Tuesday, November 9, 2010

House plant

(hey psst, psst... before we get started I just wanted to say... this is my hundredth blog post. isn't that wild? someone should take me out for a beer or something.)


Recently I got my only house plant. I’m not sure what exactly it is, and it’s only moderately athsteticly pleasing, but to me it is the bee’s knees. (it may be a sign that I’m getting too attached to my current tenuous housing situation but that’s a whole other blog post)  I’ve been doing my best for my little leafy friend, and regularly open my blinds so he can eat up delicious sunlight.
            In addition to this, I have been getting more and more comfortable with my questionable neighborhood. So this Sunday, uhh yesterday at this point, two days ago by the time I will post this, I got home from work and just left the blinds open, while I drew some pictures of a pensive frog leaping into the water. I had just got done drawing his questioning eye balls peeping out from a bed of ripples, when a jarring set of knocks resounded through my window. My eyelids were heavy at this point. It was shortly after bar close, and a figure stood outside my window gesturing to me dramatically, comically. I couldn’t see her well; I could see her well enuff to know it was a woman, but not much more than that. The thought occurred that “this must be one of my friends come to visit”. Who else would pound on my window and flail like a psychotic?
            The figure gestured toward the door, and I left my apartment and walked in to the lobby, to find someone decidedly, not my friend, on the other side of the glass door.

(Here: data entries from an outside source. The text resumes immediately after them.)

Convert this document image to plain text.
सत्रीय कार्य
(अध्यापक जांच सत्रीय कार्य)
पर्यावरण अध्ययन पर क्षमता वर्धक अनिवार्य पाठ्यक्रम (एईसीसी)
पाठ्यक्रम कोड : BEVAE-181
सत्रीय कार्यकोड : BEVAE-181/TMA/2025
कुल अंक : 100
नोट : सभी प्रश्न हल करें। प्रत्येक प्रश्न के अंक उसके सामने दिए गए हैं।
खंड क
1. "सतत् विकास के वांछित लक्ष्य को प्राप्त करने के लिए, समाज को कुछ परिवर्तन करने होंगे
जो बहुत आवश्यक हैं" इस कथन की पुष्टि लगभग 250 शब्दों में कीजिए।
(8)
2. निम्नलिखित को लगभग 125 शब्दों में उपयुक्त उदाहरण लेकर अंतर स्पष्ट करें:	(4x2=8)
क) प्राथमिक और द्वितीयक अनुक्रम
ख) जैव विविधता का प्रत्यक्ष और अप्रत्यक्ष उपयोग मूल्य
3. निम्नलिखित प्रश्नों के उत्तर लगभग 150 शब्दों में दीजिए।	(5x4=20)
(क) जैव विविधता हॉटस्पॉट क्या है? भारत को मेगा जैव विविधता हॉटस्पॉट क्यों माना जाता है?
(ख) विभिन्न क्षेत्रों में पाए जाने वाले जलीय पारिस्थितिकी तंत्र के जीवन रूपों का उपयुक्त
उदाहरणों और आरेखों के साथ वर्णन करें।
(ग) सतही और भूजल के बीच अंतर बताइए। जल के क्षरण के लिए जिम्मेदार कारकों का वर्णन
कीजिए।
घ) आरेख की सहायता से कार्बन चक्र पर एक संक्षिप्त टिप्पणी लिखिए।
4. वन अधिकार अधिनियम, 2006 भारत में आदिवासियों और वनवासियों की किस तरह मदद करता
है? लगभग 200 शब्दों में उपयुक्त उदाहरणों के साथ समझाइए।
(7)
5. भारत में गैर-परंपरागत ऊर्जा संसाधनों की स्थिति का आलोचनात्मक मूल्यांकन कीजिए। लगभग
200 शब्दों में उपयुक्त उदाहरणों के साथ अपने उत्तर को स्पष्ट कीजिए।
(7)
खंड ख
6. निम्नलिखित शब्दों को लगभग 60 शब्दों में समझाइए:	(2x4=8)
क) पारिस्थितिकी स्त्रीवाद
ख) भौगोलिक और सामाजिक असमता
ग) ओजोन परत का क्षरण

I cautiously opened the door a crack and poked my head through. A woman in her late forties was standing there, controlling her drunken sway; she could not however control the smell of cheap whisky hanging off her like a coat.
            “Can I use your bathroom?”
            “Uhhh…” I look in the direction of the now closed cozy and the casino a short distance away.
            “They won’t let me into the casino.”
            “My god” I think “what kind of behavior do you have to perpetrate to not be allowed into a casino? Gambling loves drunks” I almost didn’t let her in, but I remembered two things. I’m a big guy, and this is a little drunken lady, stocky and experienced but little, and (thing two) I am half god. I can take her, if need be, and she was being essentially polite, so I pivoted on one foot and swung the door open.
            Once inside the apartment I direct her to the bathroom, and she heads for it, in the mean time I begin to reconsider my decision, and even briefly search for something to brandish at her. But talk myself down from wielding my hammer ominously, when she get’s out of the toilet. It’s not long before she comes out.
            “Do you live here alone?”
            “Yes”
            “My name is Diane”
            “Hi I’m Michael.” When Diane takes my hand she squeezes it once in a handshake, and another quick grasp after we finish the shake, in a maneuver that I could only interpret as an attempt at seduction. This close to Diane, the cheap whiskey is almost overwhelming, and I begin to feel drunk, and I’m not ashamed to admit it, a little scared. Not for my physical well being, as I still feel like I have a handle on that issue, but for some much less tangible reason.
            “Would you like some company tonight?” she asks me.
            “No, thank you”
            “Really?”
            “I’m fine” It’s difficult to continue to be polite at this point, but things are getting real surreal real fast.
            “well could I have some money to help me get back to west Duluth?”
            “I don’t have any” I say, and I don’t. I had just that morning scrounged every large coin currency left in my house, to buy coffee.  I did manage a handful of nickels for her, and then with her weighed down with five pounds of a dollar fifty, I expected her to leave. I eyed the hammer, which was now very nearby.
            “Can I just stay here?”
            “No”
            “Can’t I?”
            “No” I didn’t offer any explanations, I didn’t say anything but “No” and she left. If I had said anything but “No” I think I could have easily been guilted into letting her stay, and sleeping cuddled up to my hammer all night.

2 comments:

  1. Looks like Coleus blumei.

    (http://www.plantoftheweek.org/week249.shtml)

    I just want to warn you, that that plant will outlive you my friend.